Gong Liang, Yao Siyue, He Yidong, Liu Chengliang
School of Mechanical Engineering, Shanghai Jiao Tong University, Shanghai 200240, P. R. China.
Anal Chem. 2023 Mar 28;95(12):5402-5410. doi: 10.1021/acs.analchem.3c00061. Epub 2023 Mar 13.

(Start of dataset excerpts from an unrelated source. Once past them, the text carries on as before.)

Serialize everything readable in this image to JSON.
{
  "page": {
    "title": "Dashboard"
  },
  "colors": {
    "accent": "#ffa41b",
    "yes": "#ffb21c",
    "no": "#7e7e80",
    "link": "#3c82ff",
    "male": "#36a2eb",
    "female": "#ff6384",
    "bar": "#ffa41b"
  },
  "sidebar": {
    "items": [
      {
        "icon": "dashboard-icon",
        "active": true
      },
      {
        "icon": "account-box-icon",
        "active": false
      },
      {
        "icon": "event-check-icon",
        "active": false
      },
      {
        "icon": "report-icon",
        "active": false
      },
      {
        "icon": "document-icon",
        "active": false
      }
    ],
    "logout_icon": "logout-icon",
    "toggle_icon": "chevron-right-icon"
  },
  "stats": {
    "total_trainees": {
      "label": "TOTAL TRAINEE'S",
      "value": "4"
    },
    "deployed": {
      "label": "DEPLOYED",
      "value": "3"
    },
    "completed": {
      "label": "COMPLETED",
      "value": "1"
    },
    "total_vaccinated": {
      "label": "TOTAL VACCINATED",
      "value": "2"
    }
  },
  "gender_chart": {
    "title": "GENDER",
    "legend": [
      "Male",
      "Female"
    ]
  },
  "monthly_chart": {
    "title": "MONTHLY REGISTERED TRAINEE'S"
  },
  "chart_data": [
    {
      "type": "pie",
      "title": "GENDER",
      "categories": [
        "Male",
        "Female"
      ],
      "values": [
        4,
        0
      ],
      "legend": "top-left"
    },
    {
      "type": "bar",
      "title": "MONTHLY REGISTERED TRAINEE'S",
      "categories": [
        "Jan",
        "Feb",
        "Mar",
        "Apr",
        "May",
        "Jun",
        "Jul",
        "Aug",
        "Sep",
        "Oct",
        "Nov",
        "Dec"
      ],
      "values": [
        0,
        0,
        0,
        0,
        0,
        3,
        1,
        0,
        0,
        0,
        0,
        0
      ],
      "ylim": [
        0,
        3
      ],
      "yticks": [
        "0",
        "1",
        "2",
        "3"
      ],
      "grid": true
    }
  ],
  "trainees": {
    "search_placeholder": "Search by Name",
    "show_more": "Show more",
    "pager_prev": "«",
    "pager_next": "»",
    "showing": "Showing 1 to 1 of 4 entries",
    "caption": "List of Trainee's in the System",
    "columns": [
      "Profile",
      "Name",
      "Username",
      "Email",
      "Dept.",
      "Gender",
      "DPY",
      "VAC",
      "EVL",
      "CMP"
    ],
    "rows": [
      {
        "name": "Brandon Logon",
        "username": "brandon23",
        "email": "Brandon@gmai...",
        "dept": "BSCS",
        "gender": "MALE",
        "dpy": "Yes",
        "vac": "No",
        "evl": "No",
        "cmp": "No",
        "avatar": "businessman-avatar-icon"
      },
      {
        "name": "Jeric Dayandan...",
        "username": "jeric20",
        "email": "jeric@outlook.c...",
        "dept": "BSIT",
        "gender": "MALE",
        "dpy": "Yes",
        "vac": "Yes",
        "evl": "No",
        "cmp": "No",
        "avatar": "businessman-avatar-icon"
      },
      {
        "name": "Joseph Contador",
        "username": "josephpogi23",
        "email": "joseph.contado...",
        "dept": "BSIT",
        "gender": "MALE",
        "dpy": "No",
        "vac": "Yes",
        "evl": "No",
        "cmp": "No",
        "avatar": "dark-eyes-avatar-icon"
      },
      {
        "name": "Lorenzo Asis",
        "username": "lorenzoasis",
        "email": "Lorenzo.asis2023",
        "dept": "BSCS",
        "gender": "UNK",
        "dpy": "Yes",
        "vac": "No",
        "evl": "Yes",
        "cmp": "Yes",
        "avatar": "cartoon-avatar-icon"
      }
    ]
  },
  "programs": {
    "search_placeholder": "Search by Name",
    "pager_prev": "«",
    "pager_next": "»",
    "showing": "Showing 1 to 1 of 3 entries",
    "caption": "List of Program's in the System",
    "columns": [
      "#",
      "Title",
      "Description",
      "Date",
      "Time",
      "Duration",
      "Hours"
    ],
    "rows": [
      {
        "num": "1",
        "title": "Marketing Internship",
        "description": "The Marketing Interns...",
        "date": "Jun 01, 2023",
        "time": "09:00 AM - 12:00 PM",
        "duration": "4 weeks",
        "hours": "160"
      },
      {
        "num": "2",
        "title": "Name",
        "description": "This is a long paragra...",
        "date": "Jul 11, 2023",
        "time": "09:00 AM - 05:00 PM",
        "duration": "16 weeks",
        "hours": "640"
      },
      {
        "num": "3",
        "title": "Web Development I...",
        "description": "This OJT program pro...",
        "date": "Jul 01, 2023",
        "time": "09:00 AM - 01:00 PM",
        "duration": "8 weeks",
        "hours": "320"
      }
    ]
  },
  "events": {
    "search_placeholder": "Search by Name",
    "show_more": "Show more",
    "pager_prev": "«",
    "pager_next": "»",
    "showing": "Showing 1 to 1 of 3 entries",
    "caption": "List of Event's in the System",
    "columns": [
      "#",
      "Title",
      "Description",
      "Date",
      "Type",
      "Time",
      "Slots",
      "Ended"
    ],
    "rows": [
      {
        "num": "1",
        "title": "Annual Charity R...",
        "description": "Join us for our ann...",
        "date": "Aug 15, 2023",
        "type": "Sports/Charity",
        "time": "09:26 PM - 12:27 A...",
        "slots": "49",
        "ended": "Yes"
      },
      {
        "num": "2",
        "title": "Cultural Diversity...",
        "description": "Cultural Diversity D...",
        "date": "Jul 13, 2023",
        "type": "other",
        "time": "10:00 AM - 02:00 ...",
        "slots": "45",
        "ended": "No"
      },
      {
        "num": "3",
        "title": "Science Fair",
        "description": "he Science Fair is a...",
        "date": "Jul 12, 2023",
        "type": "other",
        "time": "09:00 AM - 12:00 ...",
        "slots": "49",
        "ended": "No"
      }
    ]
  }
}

Quantitative real-time PCR (qPCR) is a method extensively used in nucleic acid testing for plants and animals. During the coronavirus disease 2019 (COVID-19) pandemic, high-precision qPCR analysis was urgently needed since quantitative results obtained from conventional qPCR methods were not accurate and precise, causing misdiagnoses and high rates of false-negative. To achieve more accurate results, we propose a new qPCR data analysis method with an amplification efficiency-aware reaction kinetics model (AERKM). Our reaction kinetics model (RKM) mathematically describes the tendency of the amplification efficiency during the whole qPCR process inferred by biochemical reaction dynamics. Amplification efficiency (AE) was introduced to rectify the fitted data so as to match the real reaction process for individual tests, thus reducing errors. The 5-point 10-fold gradient qPCR tests of 63 genes have been verified. The results of a 0.9% slope bias and an 8.2% ratio bias using AERKM exceed 4.1 and 39.4%, respectively, of the best performance of existing models, which demonstrates higher precision, less fluctuation, and better robustness among different nucleic acids. AERKM also provides a better understanding of the real qPCR process and gives insights into the detection, treatment, and prevention of severe diseases.
定量实时聚合酶链反应(qPCR)是一种广泛应用于动植物核酸检测的方法。在2019年冠状病毒病(COVID-19)大流行期间,由于传统qPCR方法获得的定量结果不准确、不精确,导致误诊和高假阴性率,因此迫切需要高精度的qPCR分析。为了获得更准确的结果,我们提出了一种新的qPCR数据分析方法,即具有扩增效率感知反应动力学模型(AERKM)。我们的反应动力学模型(RKM)通过生化反应动力学推断出整个qPCR过程中扩增效率的变化趋势,并进行数学描述。引入扩增效率(AE)对拟合数据进行校正,以匹配单个测试的实际反应过程,从而减少误差。对63个基因进行了5点10倍梯度qPCR测试验证。使用AERKM的结果显示,斜率偏差为0.9%,比率偏差为8.2%,分别超过现有模型最佳性能的4.1%和39.4%这表明在不同核酸之间具有更高的精度、更小的波动和更好的稳健性。AERKM还能更好地理解实际的qPCR过程,并为严重疾病的检测、治疗和预防提供见解。